Robbo continued the slideshow: the bodies of three children were being displayed; each one with a neat incision that cut the torso in half. ‘Because we have a system set up which means we trust the medical experts in this country to do the best job they can with the resources available. If they say your child is too weak for an organ transplant or we don’t have one suitable . . . then the child dies and that’s it. In other countries where you can buy human life much more easily, doctors are more likely to say: we can do it at a price.’
‘Can we find out what happened to Tanya’s organs? Is there any way we can access lists of people waiting that would match her?’
‘We can try,’ answered Harding. ‘But I doubt if these were sent to people waiting on the national register. More than likely her organs were sold on the black market. But it would all have to happen very quickly. Somewhere there will be patients recovering now.’
‘How long does the heart last from donor to receiver?’ Davidson asked Harding.
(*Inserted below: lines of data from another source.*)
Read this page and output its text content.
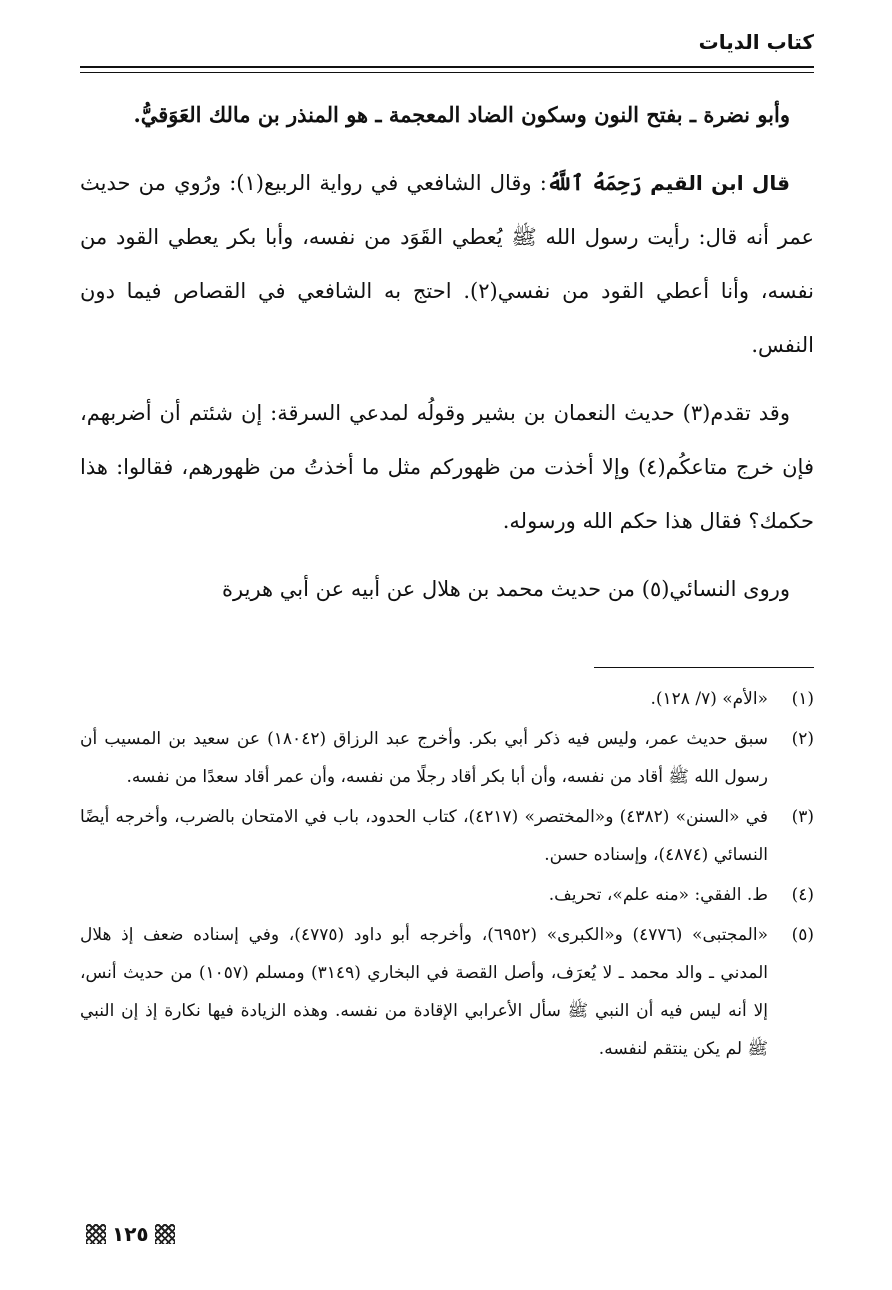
كتاب الديات

وأبو نضرة ـ بفتح النون وسكون الضاد المعجمة ـ هو المنذر بن مالك العَوَقيُّ.

قال ابن القيم رَحِمَهُ ٱللَّهُ: وقال الشافعي في رواية الربيع(١): ورُوي من حديث عمر أنه قال: رأيت رسول الله ﷺ يُعطي القَوَد من نفسه، وأبا بكر يعطي القود من نفسه، وأنا أعطي القود من نفسي(٢). احتج به الشافعي في القصاص فيما دون النفس.

وقد تقدم(٣) حديث النعمان بن بشير وقولُه لمدعي السرقة: إن شئتم أن أضربهم، فإن خرج متاعكُم(٤) وإلا أخذت من ظهوركم مثل ما أخذتُ من ظهورهم، فقالوا: هذا حكمك؟ فقال هذا حكم الله ورسوله.

وروى النسائي(٥) من حديث محمد بن هلال عن أبيه عن أبي هريرة

(١)
«الأم» (٧/ ١٢٨).
(٢)
سبق حديث عمر، وليس فيه ذكر أبي بكر. وأخرج عبد الرزاق (١٨٠٤٢) عن سعيد بن المسيب أن رسول الله ﷺ أقاد من نفسه، وأن أبا بكر أقاد رجلًا من نفسه، وأن عمر أقاد سعدًا من نفسه.
(٣)
في «السنن» (٤٣٨٢) و«المختصر» (٤٢١٧)، كتاب الحدود، باب في الامتحان بالضرب، وأخرجه أيضًا النسائي (٤٨٧٤)، وإسناده حسن.
(٤)
ط. الفقي: «منه علم»، تحريف.
(٥)
«المجتبى» (٤٧٧٦) و«الكبرى» (٦٩٥٢)، وأخرجه أبو داود (٤٧٧٥)، وفي إسناده ضعف إذ هلال المدني ـ والد محمد ـ لا يُعرَف، وأصل القصة في البخاري (٣١٤٩) ومسلم (١٠٥٧) من حديث أنس، إلا أنه ليس فيه أن النبي ﷺ سأل الأعرابي الإقادة من نفسه. وهذه الزيادة فيها نكارة إذ إن النبي ﷺ لم يكن ينتقم لنفسه.
١٢٥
‘They must be a slick operation,’ said Harding. ‘It takes time to harvest someone on this scale. It must have taken more than one person to get it all done at the same time and end up with usable organs. With the heart, you have a small window of use conventionally, but there are other methods available now. There are a few ways of doing it. You can inject the heart with potassium chloride: that stops the heart beating before they take it out and then they pack it in ice. It can last four to six hours depending on starting condition. Or there is also a new machine which keeps the heart beating like it would in the body and it could last a relatively long time in that state, twelve hours even. Or they can perform a “beating” heart transplant, where the donor is still alive, technically, and their organs are transplanted directly into another. All of these operations would have to be done in a hospital.’
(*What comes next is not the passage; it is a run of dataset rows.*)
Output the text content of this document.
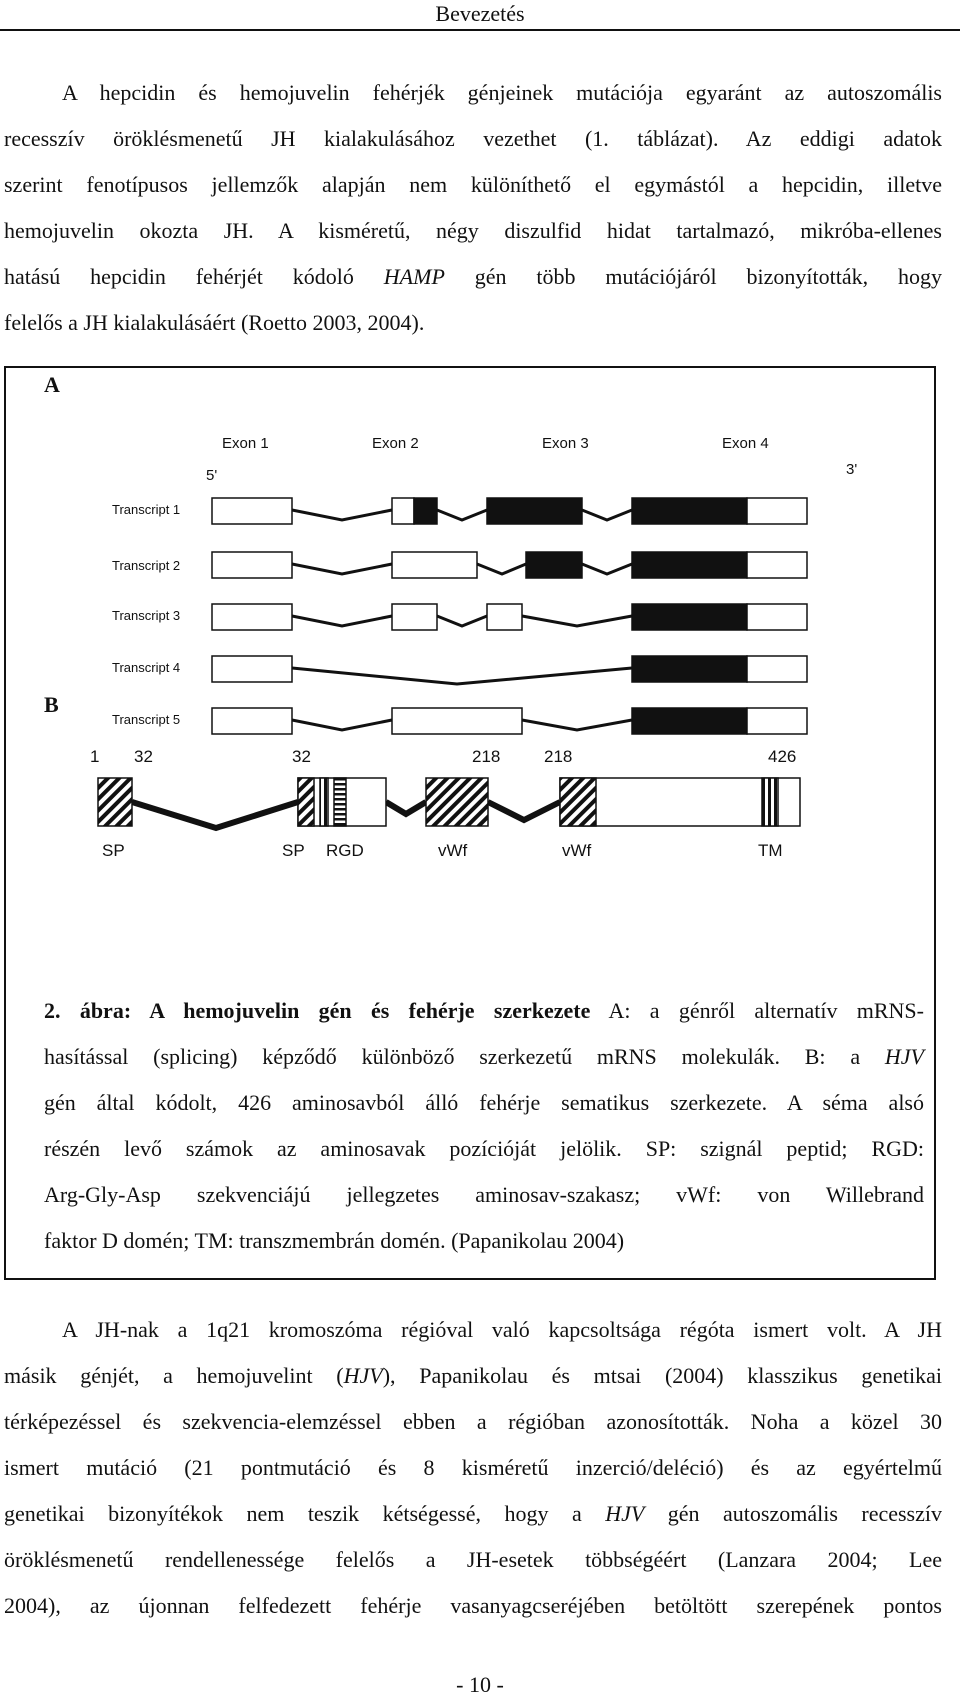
Bevezetés
A hepcidin és hemojuvelin fehérjék génjeinek mutációja egyaránt az autoszomális
recesszív öröklésmenetű JH kialakulásához vezethet (1. táblázat). Az eddigi adatok
szerint fenotípusos jellemzők alapján nem különíthető el egymástól a hepcidin, illetve
hemojuvelin okozta JH. A kisméretű, négy diszulfid hidat tartalmazó, mikróba-ellenes
hatású hepcidin fehérjét kódoló HAMP gén több mutációjáról bizonyították, hogy
felelős a JH kialakulásáért (Roetto 2003, 2004).
A
Exon 1	Exon 2	Exon 3	Exon 4
5'	3'
Transcript 1
Transcript 2
Transcript 3
Transcript 4
Transcript 5
B
1 32	32	218	218	426
SP	SP RGD	vWf	vWf	TM
2. ábra: A hemojuvelin gén és fehérje szerkezete A: a génről alternatív mRNS-
hasítással (splicing) képződő különböző szerkezetű mRNS molekulák. B: a HJV
gén által kódolt, 426 aminosavból álló fehérje sematikus szerkezete. A séma alsó
részén levő számok az aminosavak pozícióját jelölik. SP: szignál peptid; RGD:
Arg-Gly-Asp szekvenciájú jellegzetes aminosav-szakasz; vWf: von Willebrand
faktor D domén; TM: transzmembrán domén. (Papanikolau 2004)
A JH-nak a 1q21 kromoszóma régióval való kapcsoltsága régóta ismert volt. A JH
másik génjét, a hemojuvelint (HJV), Papanikolau és mtsai (2004) klasszikus genetikai
térképezéssel és szekvencia-elemzéssel ebben a régióban azonosították. Noha a közel 30
ismert mutáció (21 pontmutáció és 8 kisméretű inzerció/deléció) és az egyértelmű
genetikai bizonyítékok nem teszik kétségessé, hogy a HJV gén autoszomális recesszív
öröklésmenetű rendellenessége felelős a JH-esetek többségéért (Lanzara 2004; Lee
2004), az újonnan felfedezett fehérje vasanyagcseréjében betöltött szerepének pontos
- 10 -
‘What about Blackdown Barn? Could they have operated in the house?’ asked Ebony.
‘In the master bedroom with the plastic on the floors and walls?’ Carter said.
Harding thought for a few seconds.
‘In theory, yes. But, the smaller the team of people around the surgeon the more equipment he will need to help him. It would have taken a lot of equipment and would have been a big task getting it all up to that floor. You’d be creating an intensive care unit in there . . . very tricky. The patient would need twenty-four-hour specialized care. Better to have made it on the ground floor, converting one of the rooms there to an operating theatre.’
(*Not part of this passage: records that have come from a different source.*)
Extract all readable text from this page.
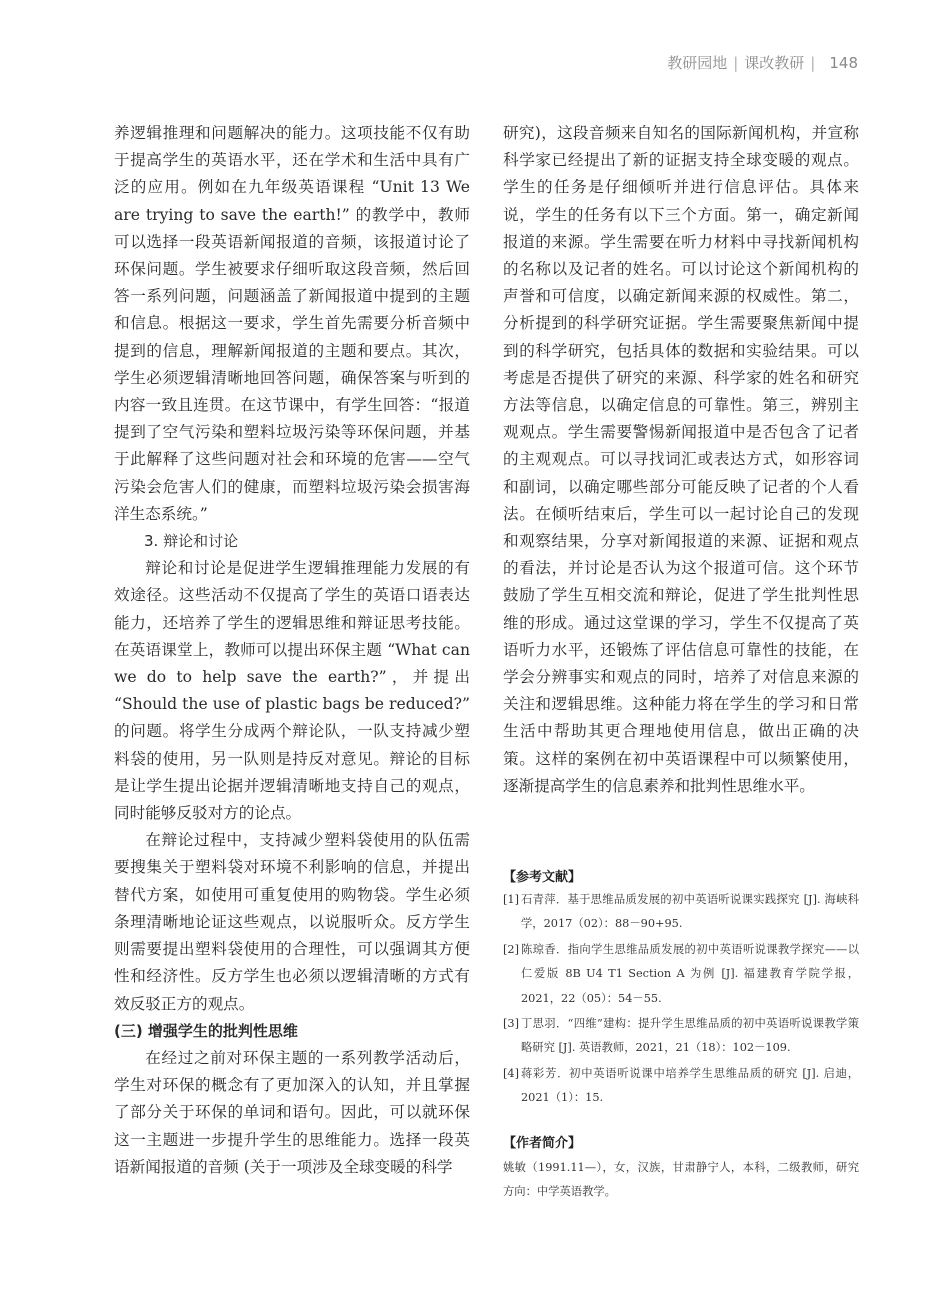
教研园地 | 课改教研 | 148

养逻辑推理和问题解决的能力。这项技能不仅有助于提高学生的英语水平，还在学术和生活中具有广泛的应用。例如在九年级英语课程 “Unit 13 We are trying to save the earth!” 的教学中，教师可以选择一段英语新闻报道的音频，该报道讨论了环保问题。学生被要求仔细听取这段音频，然后回答一系列问题，问题涵盖了新闻报道中提到的主题和信息。根据这一要求，学生首先需要分析音频中提到的信息，理解新闻报道的主题和要点。其次，学生必须逻辑清晰地回答问题，确保答案与听到的内容一致且连贯。在这节课中，有学生回答：“报道提到了空气污染和塑料垃圾污染等环保问题，并基于此解释了这些问题对社会和环境的危害——空气污染会危害人们的健康，而塑料垃圾污染会损害海洋生态系统。”

3. 辩论和讨论

辩论和讨论是促进学生逻辑推理能力发展的有效途径。这些活动不仅提高了学生的英语口语表达能力，还培养了学生的逻辑思维和辩证思考技能。在英语课堂上，教师可以提出环保主题 “What can we do to help save the earth?”，并提出 “Should the use of plastic bags be reduced?” 的问题。将学生分成两个辩论队，一队支持减少塑料袋的使用，另一队则是持反对意见。辩论的目标是让学生提出论据并逻辑清晰地支持自己的观点，同时能够反驳对方的论点。

在辩论过程中，支持减少塑料袋使用的队伍需要搜集关于塑料袋对环境不利影响的信息，并提出替代方案，如使用可重复使用的购物袋。学生必须条理清晰地论证这些观点，以说服听众。反方学生则需要提出塑料袋使用的合理性，可以强调其方便性和经济性。反方学生也必须以逻辑清晰的方式有效反驳正方的观点。

(三) 增强学生的批判性思维

在经过之前对环保主题的一系列教学活动后，学生对环保的概念有了更加深入的认知，并且掌握了部分关于环保的单词和语句。因此，可以就环保这一主题进一步提升学生的思维能力。选择一段英语新闻报道的音频 (关于一项涉及全球变暖的科学

研究)，这段音频来自知名的国际新闻机构，并宣称科学家已经提出了新的证据支持全球变暖的观点。学生的任务是仔细倾听并进行信息评估。具体来说，学生的任务有以下三个方面。第一，确定新闻报道的来源。学生需要在听力材料中寻找新闻机构的名称以及记者的姓名。可以讨论这个新闻机构的声誉和可信度，以确定新闻来源的权威性。第二，分析提到的科学研究证据。学生需要聚焦新闻中提到的科学研究，包括具体的数据和实验结果。可以考虑是否提供了研究的来源、科学家的姓名和研究方法等信息，以确定信息的可靠性。第三，辨别主观观点。学生需要警惕新闻报道中是否包含了记者的主观观点。可以寻找词汇或表达方式，如形容词和副词，以确定哪些部分可能反映了记者的个人看法。在倾听结束后，学生可以一起讨论自己的发现和观察结果，分享对新闻报道的来源、证据和观点的看法，并讨论是否认为这个报道可信。这个环节鼓励了学生互相交流和辩论，促进了学生批判性思维的形成。通过这堂课的学习，学生不仅提高了英语听力水平，还锻炼了评估信息可靠性的技能，在学会分辨事实和观点的同时，培养了对信息来源的关注和逻辑思维。这种能力将在学生的学习和日常生活中帮助其更合理地使用信息，做出正确的决策。这样的案例在初中英语课程中可以频繁使用，逐渐提高学生的信息素养和批判性思维水平。

【参考文献】

[1] 石青萍．基于思维品质发展的初中英语听说课实践探究 [J]. 海峡科学，2017（02）：88－90+95.
[2] 陈琼香．指向学生思维品质发展的初中英语听说课教学探究——以仁爱版 8B U4 T1 Section A 为例 [J]. 福建教育学院学报，2021，22（05）：54－55.
[3] 丁思羽．“四维”建构：提升学生思维品质的初中英语听说课教学策略研究 [J]. 英语教师，2021，21（18）：102－109.
[4] 蒋彩芳．初中英语听说课中培养学生思维品质的研究 [J]. 启迪，2021（1）：15.

【作者简介】

姚敏（1991.11—），女，汉族，甘肃静宁人，本科，二级教师，研究方向：中学英语教学。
‘Maybe the operation was done in a hospital and the recovery period took place in the house,’ said Carter. ‘What about the van, Robbo?’
‘If that’s the kind of van we’re looking at then it’s tall enough to stand up in,’ said Robbo. ‘Yes, it’s the right size and type to be an ambulance.’
‘You might be able to do emergency surgery in it,’ said Harding. ‘You could use it to transport a patient and keep them alive. You would need it to move a recovering patient. But not a heart and lung transplant.’
‘So if the operation was done in a hospital,’ said Davidson, ‘they could move the patient in the ambulance and put them into the sterile room in Blackdown Barn to recover.’
‘To recover or to wait,’ said Carter. ‘And not just the patient. Patient and donor. Blackdown Barn had it all – recovery room and holding pens. That’s why they picked that house. They really thought it through. Location-wise it’s close to London, close to the M25 to get to airports small and big. It’s a place where people don’t bother to talk to neighbours and it had an owner who never came near it.’